Children in Cambodia will receive lessons on LGBT+ issues from 2020 in a bid to wipe out bullying and discrimination in the socially conservative country, an official said on Tuesday.
From grade seven, around age 13, modules covering sexual orientation and gender identity will be part of sex education in schools, said Yung Kunthearith, deputy director of the education ministry’s department of health studies.
“It’s about equality,” he told the Thomson Reuters Foundation. “We want our children to be aware of these issues and know that no one should be discriminated against in school or any part of life.”
Cambodia has no legislation that deals specifically with LGBT+ people. Same sex marriages are neither criminalized nor officially recognized by the state.
While acceptance of LGBT+ people in Cambodia is increasing, one in three report harassment in the workplace, according to research released this week by the Cambodian Center for Human Rights, a non-government organization.
Some are still forced by parents into unwanted marriages or so-called conversion therapy with traditional healers, which aims to make them straight or not transgender, campaigners say.

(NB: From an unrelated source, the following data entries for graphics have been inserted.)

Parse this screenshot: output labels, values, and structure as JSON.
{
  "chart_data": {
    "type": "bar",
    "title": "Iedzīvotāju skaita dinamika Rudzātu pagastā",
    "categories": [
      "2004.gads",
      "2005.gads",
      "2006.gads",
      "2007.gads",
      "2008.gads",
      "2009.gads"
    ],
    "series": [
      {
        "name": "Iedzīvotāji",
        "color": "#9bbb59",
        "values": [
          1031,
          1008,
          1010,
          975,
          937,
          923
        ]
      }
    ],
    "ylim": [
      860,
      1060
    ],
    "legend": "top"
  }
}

The new classes would help “cultivate a rights-based mindset so children can exercise their agency to transform discriminatory norms,” said Ryan Silverio, regional coordinator for the ASEAN SOGIE Caucus, an advocacy group.
The move puts Cambodia at the forefront of LGBT+ education in Southeast Asia, with neighboring Thailand the only other nation known to have included such issues in mainstream teaching, he added.
So far, 3,100 Cambodian teachers have been trained to deliver the new material, according to Srun Srorn, an LGBT+ activist who developed the modules with the Education Ministry.
He said that while there was some resistance among “very homophobic” teachers, the program had generally been received with “enthusiasm” and at least five teachers had come out during the training.
“This is a win for us already,” he said, adding that bullying and discrimination was rife among students and teachers.
“We have to start now. In 10, 20 years’ time, the students of today will be business owners, they will be governors ... then we will have change.”